Tatum, N. J.; Scott, R.; Doody, G.; Hickson, I.; Jennings, C. E.; Martin, M. P.; Tooze, R.; Tucker, J. A.; Wittner, A.; Wang, L.-Z.; Wright, E. K.; Wedge, S. R.; Noble, M. E. M.

IRF4, a transcription factor in the interferon regulatory factor family, is a key regulator in immune cell differentiation indicated to have an essential role in the development of lymphoid malignancies. Genome-wide association studies previously identified a set of overlapping mutations within the IRF4 DNA-binding domain in T-cell lymphoma and multiple myeloma, several of which appeared to be associated with better prognosis. Mapping these mutations to the known crystal structure of the IRF4:PU.1:DNA ternary complex and a new structure of the IRF4 DNA-binding domain in the apo state suggested they might interfere with DNA-binding, directly or via destabilisation of domain structure. We characterised these cancer-associated IRF4 mutants experimentally using the recombinant IRF4 DNA-binding domain (DBD) in vitro and examined the clinically relevant mutant K123R in cellulo.

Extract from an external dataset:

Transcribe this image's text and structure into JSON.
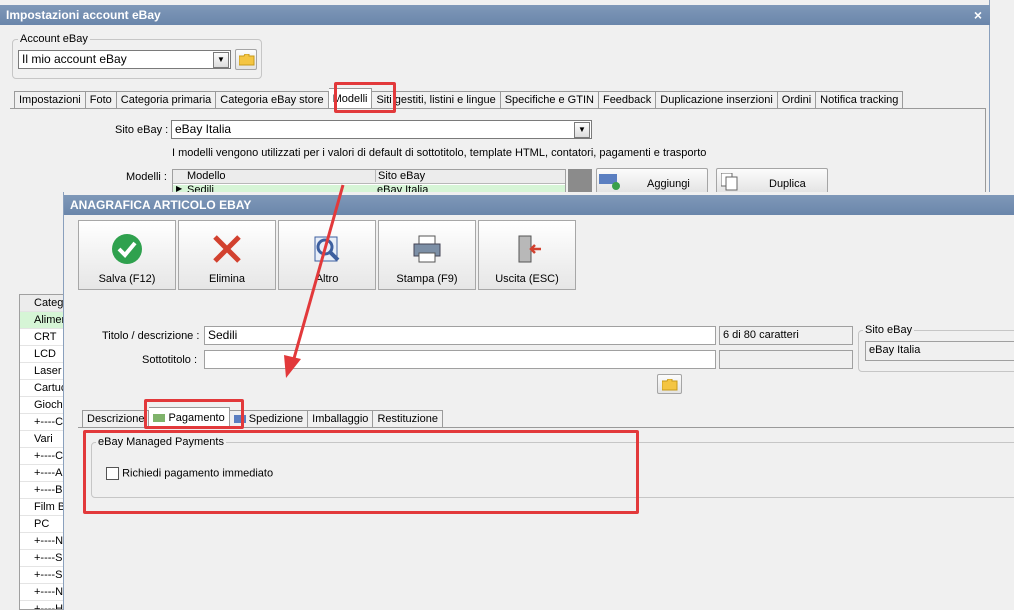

Using fluorescence polarisation, surface plasmon resonance, differential scanning fluorimetry and molecular dynamics, we find that mutation may give rise to significant differences in DNA-binding kinetics and thermal stability without compromising the affinity of IRF4 DNA-binding. The K123R IRF4 mutant showed increased transcriptional activity via a luciferase reporter assay and increased nuclear partitioning, which may be preferentially selected for in multiple myeloma. We discuss our observations in relation to the improved prognosis conferred by this mutation.